Background Statement
Wild Connections promotes conserving habitat for native plants and animals, fostering clean streams and rivers, wildlands protection, and enjoying backcountry recreation in central Colorado.
Since 1995. volunteers have documented hundreds of thousands of acres of roadless lands, and as a result the Forest Service added 103,600 acres to its Colorado Roadless inventory and the BLM increased their Lands with Wilderness Characteristics inventory from 78,000 acres to 183,000 acres. Wild Connections leads campaigns for public participation in the BLM’s resource planning process and the Forest Service's travel management planning.
Habitat restoration projects demonstrate collaboration among organizations, volunteers, and the Forest Service to reclaim degraded wildlife areas. Projects are in Trout Creek, Green Mountain, Geneva Basin, Farnum Peak, Selkirk Gulch, Packer Gulch, Badger Flats, Rock Creek, LaSalle Pass, Beaver Creek, N Tarryall Creek, and Sheep Creek. We are working with the Forest Service on a multi-year restoration project in Wildcat Canyon.
Guided hikes bring citizens into some of the wildest areas for a firsthand experience of solitude, wilderness values and wildlife encounters. The hikes encourage people to take action to protect these areas.

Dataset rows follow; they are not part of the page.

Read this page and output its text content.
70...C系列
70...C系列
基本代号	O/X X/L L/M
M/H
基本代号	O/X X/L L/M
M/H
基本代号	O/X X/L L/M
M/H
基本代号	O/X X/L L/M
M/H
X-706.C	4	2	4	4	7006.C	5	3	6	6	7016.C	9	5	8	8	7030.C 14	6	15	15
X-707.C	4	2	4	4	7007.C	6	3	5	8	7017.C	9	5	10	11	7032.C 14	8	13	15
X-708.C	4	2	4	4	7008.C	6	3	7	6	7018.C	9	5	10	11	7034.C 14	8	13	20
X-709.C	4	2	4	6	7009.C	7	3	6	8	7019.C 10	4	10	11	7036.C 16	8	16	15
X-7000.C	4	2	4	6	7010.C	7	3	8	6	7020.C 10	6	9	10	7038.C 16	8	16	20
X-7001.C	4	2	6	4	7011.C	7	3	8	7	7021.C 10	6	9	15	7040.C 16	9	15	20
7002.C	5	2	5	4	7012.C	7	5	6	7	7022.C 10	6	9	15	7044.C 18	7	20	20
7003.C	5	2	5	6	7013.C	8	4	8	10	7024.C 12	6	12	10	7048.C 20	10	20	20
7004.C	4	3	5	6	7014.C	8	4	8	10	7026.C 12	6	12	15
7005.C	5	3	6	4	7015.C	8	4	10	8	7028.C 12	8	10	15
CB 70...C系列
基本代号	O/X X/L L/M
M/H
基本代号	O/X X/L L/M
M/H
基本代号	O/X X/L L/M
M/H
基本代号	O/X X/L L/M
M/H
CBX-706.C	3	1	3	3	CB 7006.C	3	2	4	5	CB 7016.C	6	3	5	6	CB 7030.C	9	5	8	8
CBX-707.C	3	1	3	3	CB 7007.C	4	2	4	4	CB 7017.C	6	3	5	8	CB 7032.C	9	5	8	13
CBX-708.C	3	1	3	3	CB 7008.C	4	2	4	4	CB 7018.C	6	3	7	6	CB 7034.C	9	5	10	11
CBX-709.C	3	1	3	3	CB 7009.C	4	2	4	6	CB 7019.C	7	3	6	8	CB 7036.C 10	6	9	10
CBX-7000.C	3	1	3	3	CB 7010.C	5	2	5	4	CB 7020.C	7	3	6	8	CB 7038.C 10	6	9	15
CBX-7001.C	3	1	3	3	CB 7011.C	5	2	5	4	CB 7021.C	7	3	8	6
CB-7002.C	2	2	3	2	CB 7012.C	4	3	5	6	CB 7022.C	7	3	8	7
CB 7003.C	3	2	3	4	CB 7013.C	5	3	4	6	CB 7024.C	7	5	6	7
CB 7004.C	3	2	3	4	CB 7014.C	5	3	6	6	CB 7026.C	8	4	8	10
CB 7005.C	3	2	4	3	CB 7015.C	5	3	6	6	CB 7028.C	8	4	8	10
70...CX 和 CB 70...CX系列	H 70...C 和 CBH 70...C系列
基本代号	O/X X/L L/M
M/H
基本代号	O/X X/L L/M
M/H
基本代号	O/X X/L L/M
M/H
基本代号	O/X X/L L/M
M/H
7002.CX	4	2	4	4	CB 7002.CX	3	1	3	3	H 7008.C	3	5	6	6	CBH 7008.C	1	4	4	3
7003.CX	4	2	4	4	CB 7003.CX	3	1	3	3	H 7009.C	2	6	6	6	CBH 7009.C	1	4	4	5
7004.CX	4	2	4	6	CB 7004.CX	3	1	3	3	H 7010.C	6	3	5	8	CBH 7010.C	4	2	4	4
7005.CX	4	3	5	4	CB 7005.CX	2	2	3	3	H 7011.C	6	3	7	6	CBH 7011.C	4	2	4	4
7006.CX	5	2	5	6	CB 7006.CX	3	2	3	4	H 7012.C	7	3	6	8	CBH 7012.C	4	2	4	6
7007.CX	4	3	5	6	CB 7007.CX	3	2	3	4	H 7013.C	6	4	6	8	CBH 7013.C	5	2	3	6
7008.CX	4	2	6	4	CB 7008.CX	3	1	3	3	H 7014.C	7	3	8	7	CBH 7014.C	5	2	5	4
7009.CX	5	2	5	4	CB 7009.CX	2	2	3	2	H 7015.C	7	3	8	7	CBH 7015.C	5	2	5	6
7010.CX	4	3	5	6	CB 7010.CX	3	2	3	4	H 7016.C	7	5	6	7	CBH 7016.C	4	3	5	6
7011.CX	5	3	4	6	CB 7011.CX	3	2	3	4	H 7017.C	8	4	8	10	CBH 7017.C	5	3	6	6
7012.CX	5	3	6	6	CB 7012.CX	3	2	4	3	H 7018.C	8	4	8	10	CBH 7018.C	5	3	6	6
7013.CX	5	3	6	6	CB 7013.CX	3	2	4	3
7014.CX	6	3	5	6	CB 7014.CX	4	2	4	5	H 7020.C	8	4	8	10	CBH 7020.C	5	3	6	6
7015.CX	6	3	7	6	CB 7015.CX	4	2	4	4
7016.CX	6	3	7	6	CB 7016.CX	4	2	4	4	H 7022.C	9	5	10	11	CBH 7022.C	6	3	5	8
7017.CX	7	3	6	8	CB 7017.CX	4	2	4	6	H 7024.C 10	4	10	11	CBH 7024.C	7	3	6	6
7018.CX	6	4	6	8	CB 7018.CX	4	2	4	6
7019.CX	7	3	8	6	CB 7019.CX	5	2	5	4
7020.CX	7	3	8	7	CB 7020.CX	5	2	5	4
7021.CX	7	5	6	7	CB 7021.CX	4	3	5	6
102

We envision a wildlands network of protected core areas that are connected by high quality wildlife habitat. The Wild Connections Conservation Plan (WCCP), a science-based conservation scenario, was created by citizens and incorporates roadless area inventory and biological data and input from regional workshops. The WCCP will be augmented by including climate refugia for wildlife and biodiversity as climatic conditions change.